Being a single mother, I feel like I’m always the “bad guy”. I am always the parent that has to discipline and tell children what they don’t want to hear. While I’m still the parent that does all of the other fun things that children love, I will always be the parent that has to tell them “no”. With this, always comes some sort of guilt. When there are 2 parents, they can take turns being the disciplinarian, but when you’re alone, it’s always you.
Whenever I have to let my children down or disappoint them by telling them no, I immediately start feeling guilty. I understand that kids need discipline and structure and I have no trouble doing so, but when it’s always my job, I can’t help but feel bad.
For example, when the kids are with their dad, they have fun and just pretty much hang out with him. But when they are with me, I have to be the one that makes them clean their room, do their chores, do their homework, etc., because they live with me and are with me the majority of the time.
There are times when I just want to say “don’t worry about reading time” or “don’t worry about cleaning your room” but these things have to get done. Kids need to be taught responsibility and they most certainly need discipline. My daughter actually told me that she basically has no rules at her dad’s house.

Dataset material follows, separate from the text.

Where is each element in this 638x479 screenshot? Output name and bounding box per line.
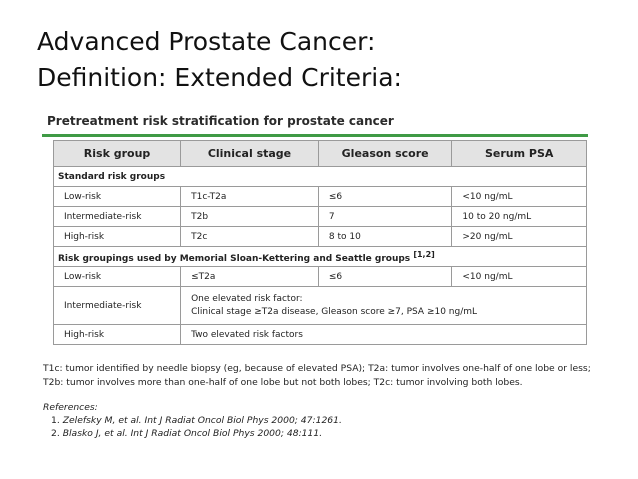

That presents such a problem for me when she comes home because there are definitely rules at my home.
I’ve explained to the kids why I have rules and structure and why they have more responsibility at home with me. For the most part, they understand. My 10 year old told me that one weekend at her dad’s, she literally stayed up all night and came home very tired and sick from eating whatever she wanted the entire weekend. We discussed how that’s not healthy for her and she understood why I give her a bedtime, or why I feed her certain foods.
When you’re always the disciplinarian, there will always be that guilt of having to be the one who gives “bad news”. We want to make our children happy and we don’t want them to be upset with us. I’ve learned that kids are going to be unhappy with certain rules anyway. We can’t stop being the good parent in order to be the “fun” parent.
By explaining the need for the rules and why it’s important for structure, I feel as though the kids understand better. They see that I only want the best for them and that the rules that I have in place are for their own good. I understand that years ago, it was more “do it because I told you so”, but it doesn’t hurt to talk with your children and explain things to them.
Don’t ever feel bad for being a good parent. While we want our children to like us, we also want to make sure we are preparing them for life without us in a very difficult world.